Monday, October 17, 2011

Cafe and my Closed Eyes

I was sitting in a nearby café drooling over the menu (had missed my lunch even today) and puzzling my fingers with a up down drill.Ahh! Yes, I finally settled for an Irish coffee and a Vegetable Grilled Sandwich. It had been a queer day for me since the first time I had attended the nature’s call. Well talking about food I could just see snow white rice all around me(a Northern in Southern India) and for God’s sake I was not ready for another ‘no hue day’. To talk about studies my books continued to be hostile, forget about peace I could not even see armistice. I had forgotten to attend my class as had I kept sleeping and then there was no one to go out with me in the evening. Leaving all these aside there was something gooey in my head which was creating sporadic tremors. That is when I decided to come to the café to relax over a cup of coffee.

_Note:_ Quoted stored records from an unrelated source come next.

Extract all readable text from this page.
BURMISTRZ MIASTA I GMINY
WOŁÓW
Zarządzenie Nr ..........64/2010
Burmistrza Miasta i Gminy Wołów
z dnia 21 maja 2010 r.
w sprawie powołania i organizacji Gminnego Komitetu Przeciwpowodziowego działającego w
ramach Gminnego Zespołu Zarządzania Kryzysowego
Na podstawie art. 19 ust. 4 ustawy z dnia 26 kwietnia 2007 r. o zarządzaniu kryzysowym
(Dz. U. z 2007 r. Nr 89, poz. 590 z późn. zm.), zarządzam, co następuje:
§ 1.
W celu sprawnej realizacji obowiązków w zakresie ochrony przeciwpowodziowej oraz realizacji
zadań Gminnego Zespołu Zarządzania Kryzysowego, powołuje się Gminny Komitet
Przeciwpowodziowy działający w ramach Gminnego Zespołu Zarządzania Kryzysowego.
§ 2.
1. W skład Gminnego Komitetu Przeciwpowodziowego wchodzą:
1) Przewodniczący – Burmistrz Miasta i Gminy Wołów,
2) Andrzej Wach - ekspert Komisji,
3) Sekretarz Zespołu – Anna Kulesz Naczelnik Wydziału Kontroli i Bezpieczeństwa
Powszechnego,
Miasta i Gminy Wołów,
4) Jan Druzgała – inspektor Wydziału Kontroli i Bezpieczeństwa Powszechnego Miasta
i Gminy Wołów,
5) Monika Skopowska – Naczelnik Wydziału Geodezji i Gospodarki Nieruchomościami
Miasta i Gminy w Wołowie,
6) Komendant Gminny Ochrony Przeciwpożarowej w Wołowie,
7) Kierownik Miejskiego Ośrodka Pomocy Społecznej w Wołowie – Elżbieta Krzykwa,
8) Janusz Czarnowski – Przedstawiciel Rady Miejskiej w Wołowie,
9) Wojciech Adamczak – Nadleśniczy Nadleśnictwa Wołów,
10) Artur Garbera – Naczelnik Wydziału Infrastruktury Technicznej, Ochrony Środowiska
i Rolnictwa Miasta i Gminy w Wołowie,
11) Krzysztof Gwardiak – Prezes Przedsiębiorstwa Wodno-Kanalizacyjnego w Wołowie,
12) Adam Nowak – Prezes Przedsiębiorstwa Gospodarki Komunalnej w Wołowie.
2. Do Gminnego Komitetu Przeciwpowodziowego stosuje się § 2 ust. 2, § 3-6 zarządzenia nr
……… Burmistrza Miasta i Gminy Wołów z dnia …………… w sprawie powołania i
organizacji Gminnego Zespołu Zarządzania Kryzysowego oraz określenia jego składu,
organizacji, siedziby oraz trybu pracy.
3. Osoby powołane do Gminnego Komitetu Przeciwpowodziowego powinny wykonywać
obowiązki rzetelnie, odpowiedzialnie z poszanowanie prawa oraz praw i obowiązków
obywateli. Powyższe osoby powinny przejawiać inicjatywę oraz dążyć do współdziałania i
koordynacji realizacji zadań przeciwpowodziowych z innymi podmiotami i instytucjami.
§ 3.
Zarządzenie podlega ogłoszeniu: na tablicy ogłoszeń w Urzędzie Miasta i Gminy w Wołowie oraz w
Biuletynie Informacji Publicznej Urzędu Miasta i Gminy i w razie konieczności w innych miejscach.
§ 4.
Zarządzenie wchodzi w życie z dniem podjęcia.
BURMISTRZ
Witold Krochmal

I have closed my eyes and I could hear ‘The Carpenters’ softly singing ‘Yesterday Once More’ to me. Just then it struck me why are we so much intoxicated with our past. We miss things, people we have met, places travelled over and definitely ourselves of what we were some time ago. It’s not we hate or are in love with our present keeping it impersonal but there is something about these memories which allures us and we become a living Time Machine ourselves without sitting into one in particular. We long for those rainy days from school, our first day in college, the sophomore night outs, our first dates, ‘Rakhi letters’ from sisters, numerous mistakes - in grammar, in conversations, in relationships and yes when you were so confused about your career choices. Even though they create only an ephemeral simulacrum but they are like the dark chocolate which leaves the taste in your mouth. They play like a reel making us listen to only want we really had enjoyed listening to without any turbulence. Yes of course there are obnoxious reminiscence which haunt us or hurt us deeply but they after a considerable period of time become irrelevant and just become a reason why you are confident today and how you make better decisions with life.

But why do we do this time travel so often? May be we keep trying to figure out the meaning of life. How thing could have been, how things would be and maybe if it stops suddenly and did we live it up to the mark as we just had one (I am really not certain of reincarnations).Even if we think so much about it or ruminate not at all we still would be left with a next day which might be sunny and just the way you wanted it or maybe just too gloomy to even wake up for but we do open our doors to know what it would be.

With a little smile on my face and eased temples I woke up to the present and what it had to present me was my order which had turned cold losing the grill effect and the Irish coffee gone long back to Ireland. I paid the bill and went back to my dwelling with a dorsal thought of solving the next exercise.Oh! Lord I am now thinking of ahead.

PS: Einstein said that Time does not exist probably because we always have a parallel world inside our head.